Inside was a lounge with couches and a TV high above a mini-bar with alcohol and snacks.
“Can I get you anything to eat or drink or anything to make you more comfortable?”
Service at the Baccarat really was impeccable.
The rage leaked out of her body because this very nice man was not to blame. “No, thank you. I appreciate your help.”
The bellhop’s slight smile was purely professional. “It happens all the time, ma’am. Please do not hesitate to ask if I can do anything to make these moments more comfortable for you. I can even collect additional items from the room while you wait.”
“No, thank you. There’s nothing up there I want anymore.”
“I understand. Please rest here, and we will have more information about the car service and airplane tickets soon.”
Within an hour, a black car drove Nicole through the shockingly empty streets of New York City to JFK airport, where the United desk asked her for her driver’s license and then handed her a first-class plane ticket to San Diego.
No, she had no luggage to check.
The security lines were short, and the hotel slippers were easy to slap into a bin on the conveyor belt.
The hotel robe was too fluffy for the X-ray machine to see through, and a very sympathetic TSA agent patted Nicole’s shoulders with the backs of her hands and looked under the robe’s cowl collar before waving her through.

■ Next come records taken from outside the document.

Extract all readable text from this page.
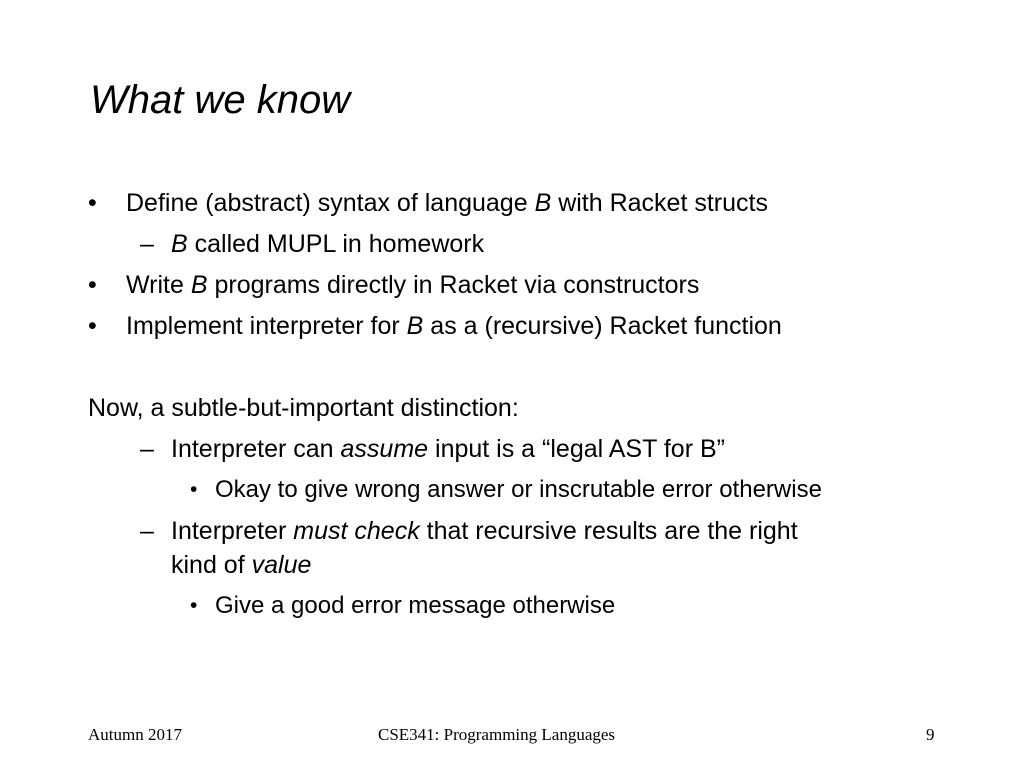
What we know
• Define (abstract) syntax of language B with Racket structs
– B called MUPL in homework
• Write B programs directly in Racket via constructors
• Implement interpreter for B as a (recursive) Racket function
Now, a subtle-but-important distinction:
– Interpreter can assume input is a “legal AST for B”
• Okay to give wrong answer or inscrutable error otherwise
– Interpreter must check that recursive results are the right
kind of value
• Give a good error message otherwise
Autumn 2017	CSE341: Programming Languages	9
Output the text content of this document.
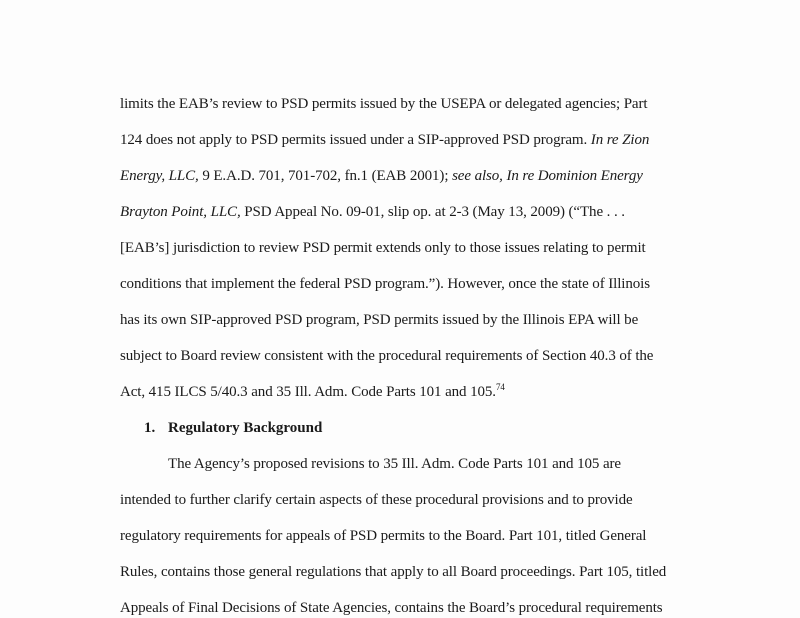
limits the EAB’s review to PSD permits issued by the USEPA or delegated agencies; Part
124 does not apply to PSD permits issued under a SIP-approved PSD program. In re Zion
Energy, LLC, 9 E.A.D. 701, 701-702, fn.1 (EAB 2001); see also, In re Dominion Energy
Brayton Point, LLC, PSD Appeal No. 09-01, slip op. at 2-3 (May 13, 2009) (“The . . .
[EAB’s] jurisdiction to review PSD permit extends only to those issues relating to permit
conditions that implement the federal PSD program.”). However, once the state of Illinois
has its own SIP-approved PSD program, PSD permits issued by the Illinois EPA will be
subject to Board review consistent with the procedural requirements of Section 40.3 of the
Act, 415 ILCS 5/40.3 and 35 Ill. Adm. Code Parts 101 and 105.74
1. Regulatory Background
The Agency’s proposed revisions to 35 Ill. Adm. Code Parts 101 and 105 are
intended to further clarify certain aspects of these procedural provisions and to provide
regulatory requirements for appeals of PSD permits to the Board. Part 101, titled General
Rules, contains those general regulations that apply to all Board proceedings. Part 105, titled
Appeals of Final Decisions of State Agencies, contains the Board’s procedural requirements
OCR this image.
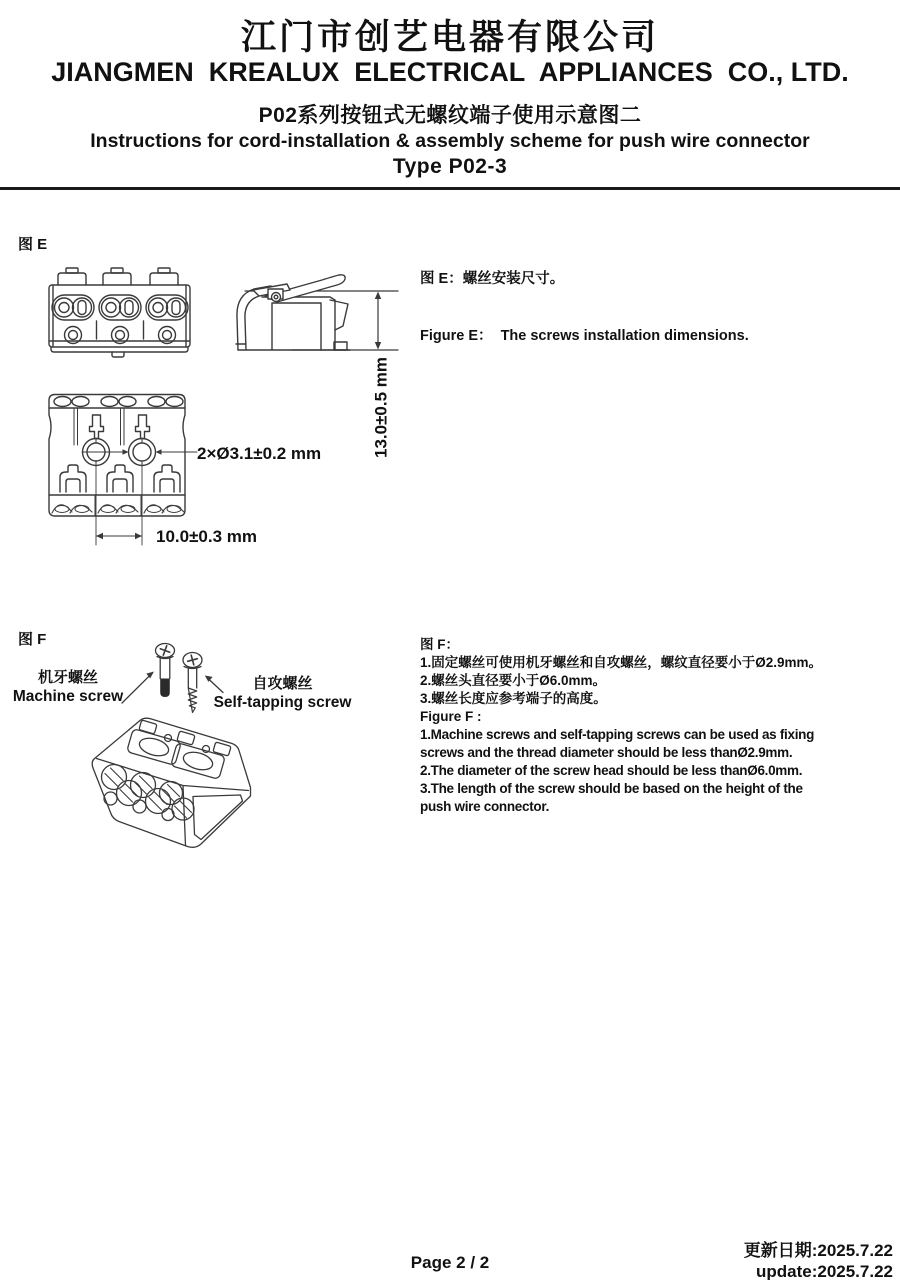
江门市创艺电器有限公司
JIANGMEN  KREALUX  ELECTRICAL  APPLIANCES  CO., LTD.
P02系列按钮式无螺纹端子使用示意图二
Instructions for cord-installation & assembly scheme for push wire connector
Type P02-3
图 E
2×Ø3.1±0.2 mm
10.0±0.3 mm
13.0±0.5 mm

图 E：螺丝安装尺寸。

Figure E：  The screws installation dimensions.

图 F
机牙螺丝
Machine screw
自攻螺丝
Self-tapping screw
图 F：
1.固定螺丝可使用机牙螺丝和自攻螺丝，螺纹直径要小于Ø2.9mm。
2.螺丝头直径要小于Ø6.0mm。
3.螺丝长度应参考端子的高度。
Figure F :
1.Machine screws and self-tapping screws can be used as fixing
screws and the thread diameter should be less thanØ2.9mm.
2.The diameter of the screw head should be less thanØ6.0mm.
3.The length of the screw should be based on the height of the
push wire connector.
Page 2 / 2
更新日期:2025.7.22
update:2025.7.22
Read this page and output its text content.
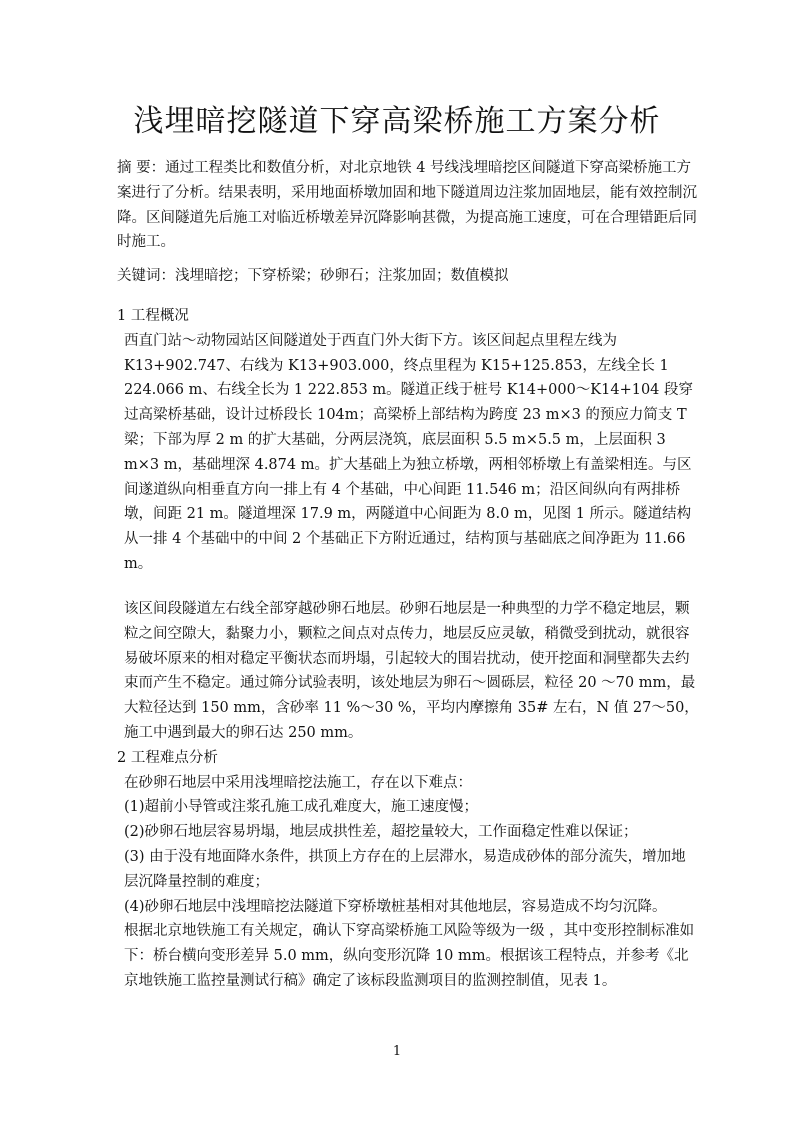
浅埋暗挖隧道下穿高梁桥施工方案分析

摘 要：通过工程类比和数值分析，对北京地铁 4 号线浅埋暗挖区间隧道下穿高梁桥施工方案进行了分析。结果表明，采用地面桥墩加固和地下隧道周边注浆加固地层，能有效控制沉降。区间隧道先后施工对临近桥墩差异沉降影响甚微，为提高施工速度，可在合理错距后同时施工。

关键词：浅埋暗挖；下穿桥梁；砂卵石；注浆加固；数值模拟

1 工程概况

西直门站～动物园站区间隧道处于西直门外大街下方。该区间起点里程左线为 K13+902.747、右线为 K13+903.000，终点里程为 K15+125.853，左线全长 1 224.066 m、右线全长为 1 222.853 m。隧道正线于桩号 K14+000～K14+104 段穿过高梁桥基础，设计过桥段长 104m；高梁桥上部结构为跨度 23 m×3 的预应力简支 T 梁；下部为厚 2 m 的扩大基础，分两层浇筑，底层面积 5.5 m×5.5 m，上层面积 3 m×3 m，基础埋深 4.874 m。扩大基础上为独立桥墩，两相邻桥墩上有盖梁相连。与区间遂道纵向相垂直方向一排上有 4 个基础，中心间距 11.546 m；沿区间纵向有两排桥墩，间距 21 m。隧道埋深 17.9 m，两隧道中心间距为 8.0 m，见图 1 所示。隧道结构从一排 4 个基础中的中间 2 个基础正下方附近通过，结构顶与基础底之间净距为 11.66 m。

该区间段隧道左右线全部穿越砂卵石地层。砂卵石地层是一种典型的力学不稳定地层，颗粒之间空隙大，黏聚力小，颗粒之间点对点传力，地层反应灵敏，稍微受到扰动，就很容易破坏原来的相对稳定平衡状态而坍塌，引起较大的围岩扰动，使开挖面和洞壁都失去约束而产生不稳定。通过筛分试验表明，该处地层为卵石～圆砾层，粒径 20 ～70 mm，最大粒径达到 150 mm，含砂率 11 %～30 %，平均内摩擦角 35# 左右，N 值 27～50，施工中遇到最大的卵石达 250 mm。

2 工程难点分析

在砂卵石地层中采用浅埋暗挖法施工，存在以下难点：

(1)超前小导管或注浆孔施工成孔难度大，施工速度慢；

(2)砂卵石地层容易坍塌，地层成拱性差，超挖量较大，工作面稳定性难以保证；

(3) 由于没有地面降水条件，拱顶上方存在的上层滞水，易造成砂体的部分流失，增加地层沉降量控制的难度；

(4)砂卵石地层中浅埋暗挖法隧道下穿桥墩桩基相对其他地层，容易造成不均匀沉降。

根据北京地铁施工有关规定，确认下穿高梁桥施工风险等级为一级 ，其中变形控制标准如下：桥台横向变形差异 5.0 mm，纵向变形沉降 10 mm。根据该工程特点，并参考《北京地铁施工监控量测试行稿》确定了该标段监测项目的监测控制值，见表 1。

1
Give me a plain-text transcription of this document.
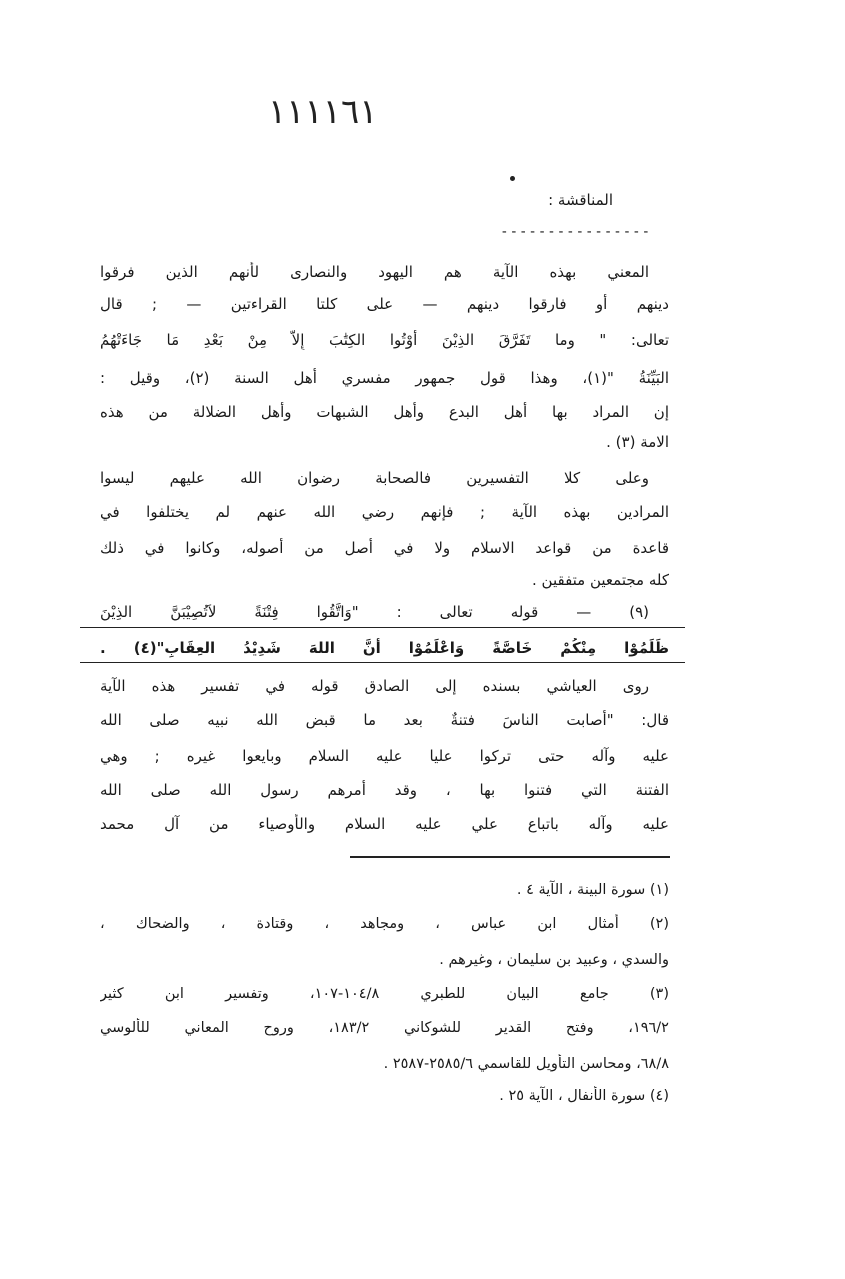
١١١١٦١
المناقشة :
----------------
المعني بهذه الآية هم اليهود والنصارى لأنهم الذين فرقوا
دينهم أو فارقوا دينهم — على كلتا القراءتين — ; قال
تعالى: " وما تَفَرَّقَ الذِيْنَ أُوْتُوا الكِتَٰبَ إِلاَّ مِنْ بَعْدِ مَا جَاءَتْهُمُ
البَيِّنَةُ "(١)، وهذا قول جمهور مفسري أهل السنة (٢)، وقيل :
إن المراد بها أهل البدع وأهل الشبهات وأهل الضلالة من هذه
الامة (٣) .
وعلى كلا التفسيرين فالصحابة رضوان الله عليهم ليسوا
المرادين بهذه الآية ; فإنهم رضي الله عنهم لم يختلفوا في
قاعدة من قواعد الاسلام ولا في أصل من أصوله، وكانوا في ذلك
كله مجتمعين متفقين .
(٩) — قوله تعالى : "وَاتَّقُوا فِتْنَةً لاَتُصِيْبَنَّ الذِيْنَ
ظَلَمُوْا مِنْكُمْ خَاصَّةً وَاعْلَمُوْا أَنَّ اللهَ شَدِيْدُ العِقَابِ"(٤) .
روى العياشي بسنده إلى الصادق قوله في تفسير هذه الآية
قال: "أصابت الناسَ فتنةٌ بعد ما قبض الله نبيه صلى الله
عليه وآله حتى تركوا عليا عليه السلام وبايعوا غيره ; وهي
الفتنة التي فتنوا بها ، وقد أمرهم رسول الله صلى الله
عليه وآله باتباع علي عليه السلام والأوصياء من آل محمد
(١) سورة البينة ، الآية ٤ .
(٢) أمثال ابن عباس ، ومجاهد ، وقتادة ، والضحاك ،
والسدي ، وعبيد بن سليمان ، وغيرهم .
(٣) جامع البيان للطبري ١٠٤/٨-١٠٧، وتفسير ابن كثير
١٩٦/٢، وفتح القدير للشوكاني ١٨٣/٢، وروح المعاني للألوسي
٦٨/٨، ومحاسن التأويل للقاسمي ٢٥٨٥/٦-٢٥٨٧ .
(٤) سورة الأنفال ، الآية ٢٥ .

Crying in first class seemed absolutely ridiculous, so Nicole held it together during the eight-hour flight to San Diego, the Ryde car trip back to her apartment, and until she set her backpack on her threadbare couch.
The time was only one o’clock in the afternoon, and she needed to water her plants.
She connected the engineering marvel of rubber tubing to her kitchen faucet and spooled it outside to the tall towers overflowing with plants, and she took care of them.
As the water dribbled into the black potting soil warmed by the California sun, the gaping hole of loss swallowed her.